Table 2.2. Gene pools, races, and growth habits of US dry bean market classes.

Bean germplasm collections include contemporary and heirloom varieties, landraces, exotic plant introductions from foreign countries, and wild accessions of P. vulgaris (Acosta et al. 2007). These collections provide the greatest genetic potential for future improvements essential in breeding programs. Germplasm collections are maintained by the Plant Germplasm System in the US (17,653 Phaseolus accessions) and in germplasm banks at CIAT (37,938 accessions) and in countries where beans originated, were domesticated, and are grown.

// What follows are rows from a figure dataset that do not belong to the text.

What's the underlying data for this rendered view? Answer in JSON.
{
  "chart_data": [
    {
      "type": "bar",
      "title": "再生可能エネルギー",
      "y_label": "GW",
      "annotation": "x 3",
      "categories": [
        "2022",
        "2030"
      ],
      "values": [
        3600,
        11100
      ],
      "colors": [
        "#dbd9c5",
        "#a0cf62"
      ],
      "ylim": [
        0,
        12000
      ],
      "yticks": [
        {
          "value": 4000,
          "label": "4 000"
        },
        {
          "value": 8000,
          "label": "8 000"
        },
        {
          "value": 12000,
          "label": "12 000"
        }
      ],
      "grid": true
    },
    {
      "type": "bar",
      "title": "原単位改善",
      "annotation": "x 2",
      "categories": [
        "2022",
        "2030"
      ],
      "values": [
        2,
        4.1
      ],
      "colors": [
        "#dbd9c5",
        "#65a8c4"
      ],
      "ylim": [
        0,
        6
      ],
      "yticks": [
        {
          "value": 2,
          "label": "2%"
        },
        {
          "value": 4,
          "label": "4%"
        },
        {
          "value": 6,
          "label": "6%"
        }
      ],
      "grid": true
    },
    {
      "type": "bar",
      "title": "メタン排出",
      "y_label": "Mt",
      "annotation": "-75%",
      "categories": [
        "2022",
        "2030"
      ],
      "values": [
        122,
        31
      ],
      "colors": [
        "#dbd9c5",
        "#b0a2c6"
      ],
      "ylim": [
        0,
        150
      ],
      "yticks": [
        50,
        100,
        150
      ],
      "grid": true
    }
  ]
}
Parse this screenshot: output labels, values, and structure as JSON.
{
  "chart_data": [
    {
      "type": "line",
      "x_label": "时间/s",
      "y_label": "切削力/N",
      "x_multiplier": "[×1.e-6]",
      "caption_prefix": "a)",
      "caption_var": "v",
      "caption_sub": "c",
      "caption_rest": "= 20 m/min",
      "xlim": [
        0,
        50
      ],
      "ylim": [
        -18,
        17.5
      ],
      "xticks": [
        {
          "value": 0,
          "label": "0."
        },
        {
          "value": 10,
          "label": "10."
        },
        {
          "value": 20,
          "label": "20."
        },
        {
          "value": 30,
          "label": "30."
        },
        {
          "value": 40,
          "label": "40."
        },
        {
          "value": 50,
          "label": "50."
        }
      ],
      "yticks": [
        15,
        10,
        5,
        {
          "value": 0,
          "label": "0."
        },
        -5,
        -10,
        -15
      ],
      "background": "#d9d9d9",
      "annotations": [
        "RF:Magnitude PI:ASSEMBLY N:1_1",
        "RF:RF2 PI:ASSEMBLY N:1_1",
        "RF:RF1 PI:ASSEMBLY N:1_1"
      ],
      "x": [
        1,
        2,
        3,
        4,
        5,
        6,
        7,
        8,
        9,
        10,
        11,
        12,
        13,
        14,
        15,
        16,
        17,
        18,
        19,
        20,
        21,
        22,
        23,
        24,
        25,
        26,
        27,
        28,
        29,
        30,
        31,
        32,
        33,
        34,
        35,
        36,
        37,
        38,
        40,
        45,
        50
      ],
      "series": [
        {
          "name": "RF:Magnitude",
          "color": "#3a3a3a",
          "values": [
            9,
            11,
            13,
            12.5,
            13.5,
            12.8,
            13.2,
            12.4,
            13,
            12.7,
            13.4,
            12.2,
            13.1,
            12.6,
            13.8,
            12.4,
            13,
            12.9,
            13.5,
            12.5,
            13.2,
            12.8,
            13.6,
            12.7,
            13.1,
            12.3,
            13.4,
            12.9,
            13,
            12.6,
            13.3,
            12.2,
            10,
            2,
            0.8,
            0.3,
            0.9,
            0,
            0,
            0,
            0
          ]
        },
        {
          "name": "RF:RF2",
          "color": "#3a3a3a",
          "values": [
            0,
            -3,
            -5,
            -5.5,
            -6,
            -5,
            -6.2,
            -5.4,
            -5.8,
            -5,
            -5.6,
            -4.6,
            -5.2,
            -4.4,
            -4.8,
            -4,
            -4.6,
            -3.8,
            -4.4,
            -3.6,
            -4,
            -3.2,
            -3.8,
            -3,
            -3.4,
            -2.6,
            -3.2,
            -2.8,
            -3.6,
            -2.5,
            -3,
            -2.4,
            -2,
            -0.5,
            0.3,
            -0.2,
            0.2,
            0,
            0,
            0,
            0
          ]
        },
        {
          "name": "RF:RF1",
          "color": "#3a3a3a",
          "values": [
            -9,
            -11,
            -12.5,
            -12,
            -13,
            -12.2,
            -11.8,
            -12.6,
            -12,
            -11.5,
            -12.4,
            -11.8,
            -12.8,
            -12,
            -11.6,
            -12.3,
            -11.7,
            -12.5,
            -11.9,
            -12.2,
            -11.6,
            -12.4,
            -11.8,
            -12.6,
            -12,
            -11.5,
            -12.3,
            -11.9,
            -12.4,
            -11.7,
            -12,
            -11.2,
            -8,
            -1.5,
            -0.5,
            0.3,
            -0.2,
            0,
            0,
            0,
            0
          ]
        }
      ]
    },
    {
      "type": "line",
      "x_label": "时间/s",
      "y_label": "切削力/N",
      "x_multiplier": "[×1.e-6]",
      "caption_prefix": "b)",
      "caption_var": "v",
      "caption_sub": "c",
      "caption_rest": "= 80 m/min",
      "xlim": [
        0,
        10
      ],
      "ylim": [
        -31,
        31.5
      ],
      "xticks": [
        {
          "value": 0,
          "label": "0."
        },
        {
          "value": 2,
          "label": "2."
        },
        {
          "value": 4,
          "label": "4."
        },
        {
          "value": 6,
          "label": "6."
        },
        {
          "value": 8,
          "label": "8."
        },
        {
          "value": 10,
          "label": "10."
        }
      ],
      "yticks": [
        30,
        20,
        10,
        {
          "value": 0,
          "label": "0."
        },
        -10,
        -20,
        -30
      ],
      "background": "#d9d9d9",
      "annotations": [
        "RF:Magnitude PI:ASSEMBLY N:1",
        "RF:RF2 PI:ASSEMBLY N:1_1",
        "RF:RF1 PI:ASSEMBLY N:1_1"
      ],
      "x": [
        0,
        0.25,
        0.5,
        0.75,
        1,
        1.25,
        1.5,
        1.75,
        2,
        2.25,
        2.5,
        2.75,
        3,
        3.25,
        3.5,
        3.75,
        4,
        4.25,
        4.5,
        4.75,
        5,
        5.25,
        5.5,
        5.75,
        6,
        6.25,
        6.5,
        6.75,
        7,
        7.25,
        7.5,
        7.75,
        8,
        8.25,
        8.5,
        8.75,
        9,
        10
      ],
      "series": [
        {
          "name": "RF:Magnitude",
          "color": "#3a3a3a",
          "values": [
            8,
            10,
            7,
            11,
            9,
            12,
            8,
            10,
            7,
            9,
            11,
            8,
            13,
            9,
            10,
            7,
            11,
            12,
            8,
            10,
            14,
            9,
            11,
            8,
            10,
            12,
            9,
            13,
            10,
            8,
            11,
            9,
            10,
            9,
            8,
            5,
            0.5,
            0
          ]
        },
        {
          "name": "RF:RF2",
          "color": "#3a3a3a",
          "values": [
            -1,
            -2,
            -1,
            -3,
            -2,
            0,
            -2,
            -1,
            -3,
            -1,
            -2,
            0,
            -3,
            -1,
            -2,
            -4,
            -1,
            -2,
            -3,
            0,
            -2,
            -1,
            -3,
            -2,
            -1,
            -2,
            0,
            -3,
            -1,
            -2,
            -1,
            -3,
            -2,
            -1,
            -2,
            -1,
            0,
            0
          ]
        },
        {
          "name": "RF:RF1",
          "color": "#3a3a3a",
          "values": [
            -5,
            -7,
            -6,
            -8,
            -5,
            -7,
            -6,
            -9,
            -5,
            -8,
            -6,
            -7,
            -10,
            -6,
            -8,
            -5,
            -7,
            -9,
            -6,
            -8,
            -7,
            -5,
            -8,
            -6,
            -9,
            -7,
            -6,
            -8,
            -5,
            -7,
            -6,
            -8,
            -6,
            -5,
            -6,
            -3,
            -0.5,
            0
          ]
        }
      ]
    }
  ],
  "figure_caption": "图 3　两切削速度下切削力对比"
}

To enhance beans, breeders need free access to a wide array of bean germplasm, but with the current climate of protectionism and intellectual property (IP) rights, that free exchange of germplasm has been severely curtailed in recent years. Not only have IP rights restricted free and liberal exchange of bean germplasm but the same rules contributed to a recent example of plant piracy. The system of plant patents and plant variety protection in the US was used effectively to protect a yellow bean variety from Mexico. The yellow bean variety “Enola” was successfully protected by both plant (no. 5894079) and plant variety protection (no. 9700027) patents. Using DNA analysis, Pallottini et al. (2004) proved that Enola was identical to the Azufrado Peruano 87 variety developed and released in Mexico in 1987. The AP87 variety had simply been transported to the US and was claimed to be unique because yellow beans were a new market class in the US. The patent was successfully challenged in court by CIAT for the Commission of Genetic Resources for the Food and Agriculture Organization (FAO) as a clear example of plant piracy. Before being refuted, the plant patent had the potential to jeopardize the entire system of free exchange of bean germplasm and its use in future breeding efforts to improve bean varieties for the public good. This issue opened a new discussion on the ownership of plant germplasm and the role of IP rights in controlling its use (Gepts 2004).